Bab Ballads - Identification and Attribution

Identification and Attribution

There is no universally agreed list of poems that constitute the Bab Ballads. The series clearly includes all of the poems that Gilbert himself published under that title, but there are others he did not include in any of the collected editions in his lifetime. Most writers have accepted as "Bab Ballads" any poetry (whether illustrated or not) that Gilbert contributed to periodicals, not counting poems written or repurposed as operatic lyrics.
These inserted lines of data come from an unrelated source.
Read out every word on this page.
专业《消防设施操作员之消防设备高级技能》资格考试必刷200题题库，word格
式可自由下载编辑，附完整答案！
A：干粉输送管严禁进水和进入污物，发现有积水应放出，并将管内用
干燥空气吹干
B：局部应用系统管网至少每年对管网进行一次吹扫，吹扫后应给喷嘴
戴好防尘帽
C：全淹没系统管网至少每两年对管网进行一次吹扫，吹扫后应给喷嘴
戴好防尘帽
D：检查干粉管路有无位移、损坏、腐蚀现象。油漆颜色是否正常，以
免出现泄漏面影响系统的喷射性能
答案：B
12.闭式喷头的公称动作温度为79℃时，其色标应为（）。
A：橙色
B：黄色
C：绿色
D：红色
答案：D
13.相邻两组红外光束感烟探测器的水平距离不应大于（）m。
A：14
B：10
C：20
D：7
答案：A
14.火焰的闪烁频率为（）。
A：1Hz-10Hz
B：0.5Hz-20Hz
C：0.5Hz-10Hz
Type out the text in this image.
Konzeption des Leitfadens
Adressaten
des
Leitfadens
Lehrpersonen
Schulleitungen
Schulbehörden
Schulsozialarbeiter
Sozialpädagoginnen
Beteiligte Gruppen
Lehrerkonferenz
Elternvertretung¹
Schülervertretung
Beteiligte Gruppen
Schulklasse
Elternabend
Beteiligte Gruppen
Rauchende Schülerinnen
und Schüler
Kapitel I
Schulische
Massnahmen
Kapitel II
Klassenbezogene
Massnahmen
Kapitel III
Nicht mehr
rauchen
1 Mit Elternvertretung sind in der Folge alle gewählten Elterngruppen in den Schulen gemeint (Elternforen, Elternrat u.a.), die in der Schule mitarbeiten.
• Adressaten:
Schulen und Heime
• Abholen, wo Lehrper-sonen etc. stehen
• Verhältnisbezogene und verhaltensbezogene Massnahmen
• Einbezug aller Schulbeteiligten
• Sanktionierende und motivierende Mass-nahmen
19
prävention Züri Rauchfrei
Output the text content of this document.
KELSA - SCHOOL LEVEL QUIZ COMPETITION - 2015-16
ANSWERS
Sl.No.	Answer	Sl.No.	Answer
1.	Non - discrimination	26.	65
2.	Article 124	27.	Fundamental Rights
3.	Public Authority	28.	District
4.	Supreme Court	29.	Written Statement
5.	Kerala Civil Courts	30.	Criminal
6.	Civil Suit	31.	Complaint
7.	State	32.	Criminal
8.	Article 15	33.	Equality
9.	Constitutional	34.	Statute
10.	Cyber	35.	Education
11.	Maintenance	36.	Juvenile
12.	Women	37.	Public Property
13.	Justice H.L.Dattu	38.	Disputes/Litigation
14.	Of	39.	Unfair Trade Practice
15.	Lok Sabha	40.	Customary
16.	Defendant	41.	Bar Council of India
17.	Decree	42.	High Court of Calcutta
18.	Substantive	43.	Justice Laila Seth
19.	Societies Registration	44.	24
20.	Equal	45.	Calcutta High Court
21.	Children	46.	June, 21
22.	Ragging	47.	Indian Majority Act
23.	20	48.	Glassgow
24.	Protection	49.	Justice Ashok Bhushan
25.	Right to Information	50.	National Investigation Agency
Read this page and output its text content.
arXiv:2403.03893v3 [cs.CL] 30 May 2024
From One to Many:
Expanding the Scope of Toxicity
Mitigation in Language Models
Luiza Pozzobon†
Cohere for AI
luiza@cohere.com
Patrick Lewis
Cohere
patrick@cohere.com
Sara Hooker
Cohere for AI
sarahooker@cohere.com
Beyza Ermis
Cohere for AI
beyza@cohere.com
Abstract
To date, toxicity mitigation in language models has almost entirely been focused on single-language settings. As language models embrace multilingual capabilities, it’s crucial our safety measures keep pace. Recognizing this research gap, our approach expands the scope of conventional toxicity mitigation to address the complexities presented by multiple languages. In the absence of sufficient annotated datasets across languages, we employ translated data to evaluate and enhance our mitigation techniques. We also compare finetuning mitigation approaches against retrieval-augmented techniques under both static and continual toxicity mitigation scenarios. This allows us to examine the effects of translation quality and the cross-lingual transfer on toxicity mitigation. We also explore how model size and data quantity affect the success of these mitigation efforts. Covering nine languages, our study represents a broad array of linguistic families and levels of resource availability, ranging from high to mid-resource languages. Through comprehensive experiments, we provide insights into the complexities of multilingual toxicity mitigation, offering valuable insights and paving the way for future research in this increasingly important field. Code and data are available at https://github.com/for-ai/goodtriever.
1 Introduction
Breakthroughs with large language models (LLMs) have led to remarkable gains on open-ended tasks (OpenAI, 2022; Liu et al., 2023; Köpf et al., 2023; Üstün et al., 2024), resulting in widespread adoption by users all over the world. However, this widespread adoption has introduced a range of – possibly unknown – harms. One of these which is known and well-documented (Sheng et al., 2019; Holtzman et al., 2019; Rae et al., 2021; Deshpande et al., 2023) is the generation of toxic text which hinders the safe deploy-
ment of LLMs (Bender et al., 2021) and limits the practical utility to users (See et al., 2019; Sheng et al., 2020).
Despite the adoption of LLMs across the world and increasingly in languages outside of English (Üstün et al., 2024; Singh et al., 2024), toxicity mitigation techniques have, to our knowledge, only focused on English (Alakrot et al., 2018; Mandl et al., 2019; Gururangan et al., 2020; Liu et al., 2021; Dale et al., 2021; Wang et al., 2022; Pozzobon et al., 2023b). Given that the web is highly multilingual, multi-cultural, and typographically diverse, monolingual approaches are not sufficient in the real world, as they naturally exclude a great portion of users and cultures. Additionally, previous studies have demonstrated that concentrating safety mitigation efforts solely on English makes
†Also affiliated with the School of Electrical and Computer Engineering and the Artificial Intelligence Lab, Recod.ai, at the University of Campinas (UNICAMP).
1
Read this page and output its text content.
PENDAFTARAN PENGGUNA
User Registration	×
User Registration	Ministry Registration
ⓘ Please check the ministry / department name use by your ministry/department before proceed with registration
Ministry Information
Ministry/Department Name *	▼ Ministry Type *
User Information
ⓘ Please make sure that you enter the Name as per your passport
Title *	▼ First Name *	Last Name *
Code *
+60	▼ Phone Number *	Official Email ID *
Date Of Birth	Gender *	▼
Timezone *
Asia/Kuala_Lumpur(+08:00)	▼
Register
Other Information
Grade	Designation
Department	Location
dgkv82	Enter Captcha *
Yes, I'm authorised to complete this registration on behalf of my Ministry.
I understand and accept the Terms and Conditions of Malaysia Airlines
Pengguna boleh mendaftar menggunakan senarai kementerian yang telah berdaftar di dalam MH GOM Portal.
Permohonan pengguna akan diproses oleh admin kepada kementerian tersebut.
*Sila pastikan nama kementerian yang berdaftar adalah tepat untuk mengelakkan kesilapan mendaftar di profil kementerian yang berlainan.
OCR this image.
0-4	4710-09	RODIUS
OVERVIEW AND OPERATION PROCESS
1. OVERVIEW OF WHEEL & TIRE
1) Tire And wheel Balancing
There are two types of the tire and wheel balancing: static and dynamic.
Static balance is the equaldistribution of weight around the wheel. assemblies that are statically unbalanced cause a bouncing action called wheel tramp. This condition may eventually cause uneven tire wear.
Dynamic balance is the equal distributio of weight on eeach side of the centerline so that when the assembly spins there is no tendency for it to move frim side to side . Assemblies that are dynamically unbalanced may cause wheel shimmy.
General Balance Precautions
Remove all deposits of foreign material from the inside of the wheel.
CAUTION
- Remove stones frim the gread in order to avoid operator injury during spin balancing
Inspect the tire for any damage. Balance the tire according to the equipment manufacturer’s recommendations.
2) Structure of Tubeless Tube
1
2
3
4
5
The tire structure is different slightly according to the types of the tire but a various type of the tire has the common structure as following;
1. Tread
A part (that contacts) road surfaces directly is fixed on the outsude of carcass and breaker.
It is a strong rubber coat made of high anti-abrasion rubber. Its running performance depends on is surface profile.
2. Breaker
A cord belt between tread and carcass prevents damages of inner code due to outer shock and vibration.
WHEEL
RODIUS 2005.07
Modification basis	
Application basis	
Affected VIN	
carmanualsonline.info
After Gilbert's death, there were several attempts to identify additional ballads that were missing from the collected editions that had been published to that point. Dark & Gray (1923), Goldberg (1929), and Searle (1932) identified and published additional ballads, not all of which have been accepted as canon. The most recent edition, edited by James Ellis (1970), includes all of those that Gilbert himself acknowledged, all of those from Dark & Gray, Goldberg, and/or Searle that Ellis finds authentic, plus others identified by no other previous compilers.

There are several ballads that Ellis identifies as Gilbert's either on stylistic grounds or by the presence of a "Bab" illustration accompanying the poem in the original publication. These include two distinct poems called "The Cattle Show," as well as "Sixty-Three and Sixty-Four," "The Dream," "The Baron Klopfzetterheim," and "Down to the Derby." These attributions are provisional, and not accepted by all scholars, because the poems themselves are unsigned, and Gilbert sometimes provided illustrations for the work of other writers.

Starting with the "new series" of Fun (those with 'n.s.' in the source reference), Gilbert's authorship is not in doubt, as the pieces for which he was paid can be confirmed from the proprietors' copies of that journal, which now reside in the Huntington Library.